I think the pandemic has kind of exposed that. As a union member, you know, we’re always told the company’s hurting, this is the best they can do. Because it’s been a bad year, yadda yadda yadda. But it’s never a bad year.

One of the tenants in the industrial park where I work is T Mobile. The president of T Mobile, counting stock options, made $137 million this year. You can’t tell me they’re having a bad year if they’re paying the president 137 million.

BG: What do you think about the initiative fought for by the World Socialist Web Site and the Socialist Equality Party for the formation of rank-and-file committees at workplaces, independent of the unions?

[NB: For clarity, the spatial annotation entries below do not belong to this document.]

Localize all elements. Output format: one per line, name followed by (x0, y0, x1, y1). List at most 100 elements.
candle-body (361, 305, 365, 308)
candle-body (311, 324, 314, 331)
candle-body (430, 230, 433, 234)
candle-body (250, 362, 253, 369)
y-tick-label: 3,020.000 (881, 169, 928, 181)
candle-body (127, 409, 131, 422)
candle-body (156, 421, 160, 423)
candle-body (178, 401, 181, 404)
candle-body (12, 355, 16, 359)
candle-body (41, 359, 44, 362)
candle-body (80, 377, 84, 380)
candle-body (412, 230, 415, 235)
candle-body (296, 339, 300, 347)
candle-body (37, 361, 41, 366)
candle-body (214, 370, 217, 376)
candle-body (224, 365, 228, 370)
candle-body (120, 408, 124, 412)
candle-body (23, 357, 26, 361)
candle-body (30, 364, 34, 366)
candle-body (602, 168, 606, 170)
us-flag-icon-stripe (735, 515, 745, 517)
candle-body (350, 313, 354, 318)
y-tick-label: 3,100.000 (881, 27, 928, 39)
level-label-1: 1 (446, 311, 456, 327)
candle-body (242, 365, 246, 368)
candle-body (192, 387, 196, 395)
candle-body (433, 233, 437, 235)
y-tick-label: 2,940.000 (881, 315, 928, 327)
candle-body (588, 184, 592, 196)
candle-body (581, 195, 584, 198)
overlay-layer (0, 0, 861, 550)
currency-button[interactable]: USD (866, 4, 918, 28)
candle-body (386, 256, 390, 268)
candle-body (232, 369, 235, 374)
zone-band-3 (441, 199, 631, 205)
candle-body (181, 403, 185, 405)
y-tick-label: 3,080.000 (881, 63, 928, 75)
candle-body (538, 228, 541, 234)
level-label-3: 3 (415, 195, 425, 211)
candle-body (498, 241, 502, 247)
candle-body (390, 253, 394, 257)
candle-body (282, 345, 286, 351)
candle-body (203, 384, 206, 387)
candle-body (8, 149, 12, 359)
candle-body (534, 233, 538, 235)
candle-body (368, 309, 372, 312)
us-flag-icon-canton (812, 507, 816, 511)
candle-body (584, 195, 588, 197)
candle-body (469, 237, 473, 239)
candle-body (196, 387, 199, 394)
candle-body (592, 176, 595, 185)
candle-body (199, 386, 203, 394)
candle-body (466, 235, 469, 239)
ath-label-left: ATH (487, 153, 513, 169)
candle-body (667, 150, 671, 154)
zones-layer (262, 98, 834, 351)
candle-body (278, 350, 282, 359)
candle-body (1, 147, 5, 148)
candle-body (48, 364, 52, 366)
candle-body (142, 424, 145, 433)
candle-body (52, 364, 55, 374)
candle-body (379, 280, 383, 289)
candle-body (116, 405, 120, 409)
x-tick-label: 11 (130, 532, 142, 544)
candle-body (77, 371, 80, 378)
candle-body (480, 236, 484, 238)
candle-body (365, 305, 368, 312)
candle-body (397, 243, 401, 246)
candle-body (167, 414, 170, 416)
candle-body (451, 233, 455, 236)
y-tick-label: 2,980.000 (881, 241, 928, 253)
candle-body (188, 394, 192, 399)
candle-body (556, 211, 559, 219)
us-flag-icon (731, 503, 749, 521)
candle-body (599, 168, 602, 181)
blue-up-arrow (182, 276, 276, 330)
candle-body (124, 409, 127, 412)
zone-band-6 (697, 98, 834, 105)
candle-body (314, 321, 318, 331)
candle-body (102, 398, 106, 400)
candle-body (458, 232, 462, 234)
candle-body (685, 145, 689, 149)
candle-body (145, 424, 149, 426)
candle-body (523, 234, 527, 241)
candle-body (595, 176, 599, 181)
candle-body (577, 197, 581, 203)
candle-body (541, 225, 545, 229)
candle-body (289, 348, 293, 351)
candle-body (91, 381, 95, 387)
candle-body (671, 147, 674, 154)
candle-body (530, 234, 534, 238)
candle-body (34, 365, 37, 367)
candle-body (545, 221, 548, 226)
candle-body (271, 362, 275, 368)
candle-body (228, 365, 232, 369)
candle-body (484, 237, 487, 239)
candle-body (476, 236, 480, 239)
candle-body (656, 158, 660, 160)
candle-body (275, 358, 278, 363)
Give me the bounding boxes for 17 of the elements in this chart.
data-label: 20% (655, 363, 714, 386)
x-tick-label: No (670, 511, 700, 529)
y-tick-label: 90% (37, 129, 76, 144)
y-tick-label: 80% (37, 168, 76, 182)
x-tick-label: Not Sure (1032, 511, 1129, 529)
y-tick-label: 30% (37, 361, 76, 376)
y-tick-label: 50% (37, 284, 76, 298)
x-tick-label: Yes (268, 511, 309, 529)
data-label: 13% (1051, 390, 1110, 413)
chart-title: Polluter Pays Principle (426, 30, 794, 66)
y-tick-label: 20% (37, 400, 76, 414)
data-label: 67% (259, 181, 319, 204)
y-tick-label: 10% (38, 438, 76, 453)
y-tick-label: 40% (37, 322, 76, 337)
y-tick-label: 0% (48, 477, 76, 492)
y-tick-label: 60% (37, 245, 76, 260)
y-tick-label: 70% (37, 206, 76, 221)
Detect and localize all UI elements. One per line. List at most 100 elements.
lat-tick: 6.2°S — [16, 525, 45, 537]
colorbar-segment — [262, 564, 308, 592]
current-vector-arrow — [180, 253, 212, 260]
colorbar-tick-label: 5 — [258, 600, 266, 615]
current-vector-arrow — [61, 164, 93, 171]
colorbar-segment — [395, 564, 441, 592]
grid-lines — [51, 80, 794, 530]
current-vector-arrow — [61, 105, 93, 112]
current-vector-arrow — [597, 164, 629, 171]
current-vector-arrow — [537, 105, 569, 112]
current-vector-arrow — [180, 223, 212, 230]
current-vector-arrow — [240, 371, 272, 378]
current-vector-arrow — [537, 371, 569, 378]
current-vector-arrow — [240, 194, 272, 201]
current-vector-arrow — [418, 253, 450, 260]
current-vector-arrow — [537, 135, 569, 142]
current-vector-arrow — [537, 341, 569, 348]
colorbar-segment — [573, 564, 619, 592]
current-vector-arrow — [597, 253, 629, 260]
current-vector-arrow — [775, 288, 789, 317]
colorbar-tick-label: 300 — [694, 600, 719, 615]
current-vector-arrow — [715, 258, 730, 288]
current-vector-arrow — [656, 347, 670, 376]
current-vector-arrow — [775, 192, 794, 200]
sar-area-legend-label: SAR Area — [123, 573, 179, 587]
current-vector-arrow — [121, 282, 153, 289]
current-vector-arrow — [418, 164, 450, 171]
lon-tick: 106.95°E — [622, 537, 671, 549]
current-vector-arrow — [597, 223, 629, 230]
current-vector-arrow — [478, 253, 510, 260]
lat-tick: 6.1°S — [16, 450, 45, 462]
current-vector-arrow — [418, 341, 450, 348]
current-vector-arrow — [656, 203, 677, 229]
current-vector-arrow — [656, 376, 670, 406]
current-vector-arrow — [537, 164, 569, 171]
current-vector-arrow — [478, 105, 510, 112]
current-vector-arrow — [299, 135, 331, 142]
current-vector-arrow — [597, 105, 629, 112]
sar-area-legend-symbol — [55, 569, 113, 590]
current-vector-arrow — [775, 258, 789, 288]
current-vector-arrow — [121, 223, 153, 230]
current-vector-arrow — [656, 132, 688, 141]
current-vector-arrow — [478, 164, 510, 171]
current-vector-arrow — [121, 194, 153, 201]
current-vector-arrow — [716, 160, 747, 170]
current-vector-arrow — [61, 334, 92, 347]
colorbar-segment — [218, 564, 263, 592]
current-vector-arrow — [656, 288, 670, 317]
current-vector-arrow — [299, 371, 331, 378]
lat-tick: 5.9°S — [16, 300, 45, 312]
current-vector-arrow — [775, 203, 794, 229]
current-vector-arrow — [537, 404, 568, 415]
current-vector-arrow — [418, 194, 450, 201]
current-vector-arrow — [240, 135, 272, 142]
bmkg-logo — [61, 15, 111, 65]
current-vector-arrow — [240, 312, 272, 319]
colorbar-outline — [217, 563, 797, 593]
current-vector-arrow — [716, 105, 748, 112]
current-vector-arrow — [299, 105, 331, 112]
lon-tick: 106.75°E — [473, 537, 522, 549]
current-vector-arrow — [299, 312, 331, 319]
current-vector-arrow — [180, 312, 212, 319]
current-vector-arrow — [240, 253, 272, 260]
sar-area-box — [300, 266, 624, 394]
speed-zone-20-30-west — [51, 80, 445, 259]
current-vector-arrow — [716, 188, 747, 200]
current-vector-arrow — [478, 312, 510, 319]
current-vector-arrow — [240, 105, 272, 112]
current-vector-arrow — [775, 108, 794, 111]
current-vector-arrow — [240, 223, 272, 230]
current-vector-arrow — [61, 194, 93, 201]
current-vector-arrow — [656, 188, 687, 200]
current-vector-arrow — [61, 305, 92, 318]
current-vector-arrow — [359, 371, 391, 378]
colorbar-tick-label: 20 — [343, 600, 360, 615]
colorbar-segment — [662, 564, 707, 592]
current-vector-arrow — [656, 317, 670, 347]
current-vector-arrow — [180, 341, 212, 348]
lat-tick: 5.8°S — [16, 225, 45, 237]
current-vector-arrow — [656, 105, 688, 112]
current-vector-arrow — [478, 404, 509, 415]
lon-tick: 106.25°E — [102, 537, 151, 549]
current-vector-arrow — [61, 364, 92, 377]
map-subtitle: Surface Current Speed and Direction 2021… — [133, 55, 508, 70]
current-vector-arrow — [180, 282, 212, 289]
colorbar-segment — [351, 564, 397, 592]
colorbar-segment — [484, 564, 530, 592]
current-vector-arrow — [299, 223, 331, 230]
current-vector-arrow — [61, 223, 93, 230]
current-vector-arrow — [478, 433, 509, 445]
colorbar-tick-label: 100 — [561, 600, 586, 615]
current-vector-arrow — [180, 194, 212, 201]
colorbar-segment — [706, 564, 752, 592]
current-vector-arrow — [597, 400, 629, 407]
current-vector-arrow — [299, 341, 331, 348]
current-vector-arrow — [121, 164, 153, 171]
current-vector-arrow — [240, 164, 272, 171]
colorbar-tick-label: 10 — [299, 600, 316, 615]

Rob: Honestly, if there is to be any advancement in workers’ rights, that is the only way to go. Because like the UAW has demonstrated with the blackout and the nonsupport, with the strike pay and stuff like that, they’ve shown that they’re not for the workers. But I think with a rank-and-file committee, you could eventually gain the majority. For the members, the union is corporate-owned and does what the corporation says.

Basically, I think what the Volvo workers have taught us is that you should resist, and maybe the next group would do better. And that keeps progressing. Don’t take the knee. Stand up for what you want. They were out for four weeks when all they were getting was $275. That’s a long time. That’s brutal on a family. It shows a lot.

BG: What do you think needs to be done going forward? What do you think is necessary for workers? What strategies should workers develop in order to fight back?

Rob: I think, as we’ve discussed before, that education on the history is critical. Not the history that the oligarchs want to push, but to actually know what happened, and, you know, how it happened. That would be important and would solidify the workers.

Just from the conversations that you and I have had, there is so much that was not taught to me. And I’ve got a bachelor’s degree. So, I’ve got four years of college. And there’s so much I still was not taught.

BG: The Volvo strike is, to this point, unique in that there is a more class-conscious leadership among the workers that is independent of the so-called union, in the form of the VWRFC. The workers have immense social power, but the question is, are they politically conscious? Do they, as you pointed out, know their own history? Do they have a program and strategy? For example, the question of the Democratic Party is a huge question. The SEP gets attacked as 'sectarians' because we refuse to support the so-called unions and we refuse to support Biden and the Democratic Party. Should workers support the Democratic Party, do you think?

Rob: I do not. I’ve voiced many times in conversations that I don’t think there is a separation between the Democratic and the Republican parties. I honestly believe it’s all one party. I mean, and they might have different names and their goals might be slightly different. But overall, they have the same goal, which is to exploit the working class. So, it’s a class question. So therefore, the working class needs its own party. I don’t believe the Democratic Party would be that.